Friday, August 23, 2013

Blog # 310 Resurrection in union with Jesus



Blog # 310 Resurrection in union with Jesus

The subject matter we have been treating in recent blogs is very important in helping us understand and carry out the task we have been called by Pope Benedict XVI to achieve in this Year of Faith. We are being called to a personal uniquely individual and community-wide Catholic revitalization of 1. our faith in God and our love for God through Jesus, and 2. in our love for one another in that faith.

When a lawyer, thinking most likely in terms of the ten given through Moses in Exodus 20: 1 - 17 asked Jesus "Which commandment of the law is the greatest?" Jesus replied: "'You shall love the Lord your God with your whole heart, with you whole soul, and with all your mind.' This is the greatest and the first commandment. The second is like it: 'You shall love your neighbor as yourself.' On these two commandments the whole law is based, and the prophets as well".(Mat 22: 36 - 40).

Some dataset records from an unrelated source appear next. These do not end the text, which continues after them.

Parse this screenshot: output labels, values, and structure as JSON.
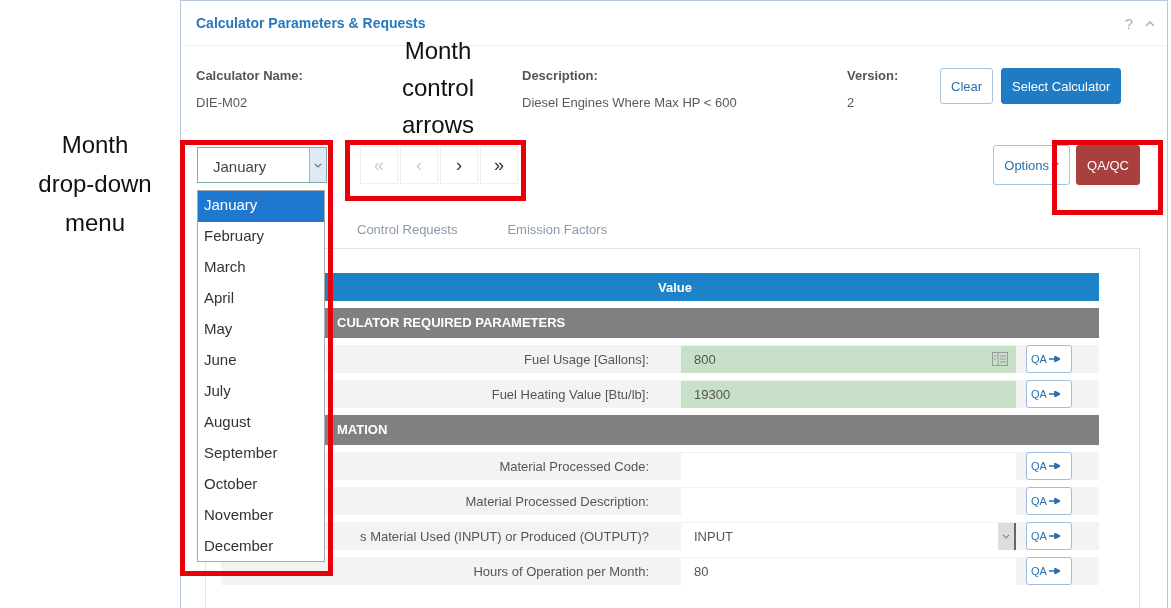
{
  "annotations": [
    {
      "kind": "side",
      "label": "Month drop-down menu"
    },
    {
      "kind": "above",
      "label": "Month control arrows"
    }
  ],
  "panel": {
    "title": "Calculator Parameters & Requests",
    "help": "?"
  },
  "info": [
    {
      "label": "Calculator Name:",
      "value": "DIE-M02"
    },
    {
      "label": "Description:",
      "value": "Diesel Engines Where Max HP < 600"
    },
    {
      "label": "Version:",
      "value": "2"
    }
  ],
  "buttons": [
    {
      "kind": "outline",
      "label": "Clear"
    },
    {
      "kind": "primary",
      "label": "Select Calculator"
    }
  ],
  "month_select": {
    "value": "January",
    "expanded": true,
    "options": [
      {
        "label": "January",
        "selected": true
      },
      {
        "label": "February",
        "selected": false
      },
      {
        "label": "March",
        "selected": false
      },
      {
        "label": "April",
        "selected": false
      },
      {
        "label": "May",
        "selected": false
      },
      {
        "label": "June",
        "selected": false
      },
      {
        "label": "July",
        "selected": false
      },
      {
        "label": "August",
        "selected": false
      },
      {
        "label": "September",
        "selected": false
      },
      {
        "label": "October",
        "selected": false
      },
      {
        "label": "November",
        "selected": false
      },
      {
        "label": "December",
        "selected": false
      }
    ]
  },
  "month_nav": [
    {
      "label": "«",
      "disabled": true
    },
    {
      "label": "‹",
      "disabled": true
    },
    {
      "label": "›",
      "disabled": false
    },
    {
      "label": "»",
      "disabled": false
    }
  ],
  "actions": [
    {
      "kind": "dropdown",
      "label": "Options"
    },
    {
      "kind": "danger",
      "label": "QA/QC"
    }
  ],
  "tabs": [
    {
      "label": "Control Requests",
      "selected": false
    },
    {
      "label": "Emission Factors",
      "selected": false
    }
  ],
  "table": {
    "header": "Value",
    "rows": [
      {
        "kind": "section",
        "label": "CULATOR REQUIRED PARAMETERS"
      },
      {
        "kind": "input",
        "label": "Fuel Usage [Gallons]:",
        "value": "800",
        "prefilled": true,
        "has_icon": true,
        "qa": "QA"
      },
      {
        "kind": "input",
        "label": "Fuel Heating Value [Btu/lb]:",
        "value": "19300",
        "prefilled": true,
        "has_icon": false,
        "qa": "QA"
      },
      {
        "kind": "section",
        "label": "MATION"
      },
      {
        "kind": "input",
        "label": "Material Processed Code:",
        "prefilled": false,
        "has_icon": false,
        "qa": "QA"
      },
      {
        "kind": "input",
        "label": "Material Processed Description:",
        "prefilled": false,
        "has_icon": false,
        "qa": "QA"
      },
      {
        "kind": "select",
        "label": "s Material Used (INPUT) or Produced (OUTPUT)?",
        "value": "INPUT",
        "qa": "QA"
      },
      {
        "kind": "input",
        "label": "Hours of Operation per Month:",
        "value": "80",
        "prefilled": false,
        "has_icon": false,
        "qa": "QA"
      }
    ]
  }
}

That reply of Jesus to the lawyer easily reminds us of that other occasion when celebrating the Passover with the Apostles Jesus said there is no greater love than this: to lay down one's life for a friend."

From Cain and Abel,the sons of Adam and Eve,(Gen 4: 1-4),all the way down through history to Calvary,people recognized the power of sacrifice as expressing total love for their God. This was true even of those who professed faith in many gods before God's revelation to Abraham there is but one God, the single Creator of all that exists.

We have evidence in the Bible of God condemning sacrifices being offered insincerely without the accompanying total love that sincere sacrifice expesses. The notion of sacrifice as worship was never condemned. It was rather the insincerity of those who abused it that was condemned.


The act of sacrifice is defined as an offering to God alone, by an official repesentative of the people, of some material thing, with the change or destruction of what is offered in order to recognize God's supreme dominion and our complete dependence upon God. That definition applies to the freely chosen death of Jesus on Calvary, the experince of Jesus with the Apostles at the Last Supper, and the experience of Jesus and those believing baptized Christians who with Him offer the Holy Sacrifice of the Mass day by day.

The unconditional trust and total love Jesus offered the Father in His act of perfect worship on the Cross is the same unconditional trust and total love He offered at the Last Supper and offers in the worship of the Mass.
In all three instances it was the gift of worship. The Father's response to Jesus was the gift of RESURRECTION.

Yesterday, August 20, we celebrated the feast of St.Bernard , Abbot, who lived back in the twelfth Century. I told the people offering Mass that morning with me I thought the short passage read as the Gospel for Mass that day was among the topmost in importance in the entire Bible. This was because I saw in it the power that causes OUR resurrection from the dead in union with that of Jesus. It was from the Gospel of St. John 17: 20 - 26. In union with Jesus in His gift of Worship we remain in union with Him in His resurection.

As part of the long discourse Jesus makes on the occasion of the Last Supper John has Jesus pray this way.(17:1). Father, the hour has come! Give glory to your Son that your Son may give glory to you, inasmuch as you have given him authority over all mankind that he may bestow etrnal life on those you have given him...I pray for all those who will believe in me through their word that they be one, as you, Father are in me and I am in you;...that they may be one, as we are one, I living in them, you living in me-that their unity may be complete. So shall the world know that you sent me, and that you loved them as you loved me.

In our Catholic theology we believe that unity for which Jesus prayed is given, through faith, in the Sacrament of Baptism. That gift, the gift of Sanctifying Grace, is designed and desired by God to be kept and developed all the way up to the instant of our death when it is transformed into the experience of eternal life.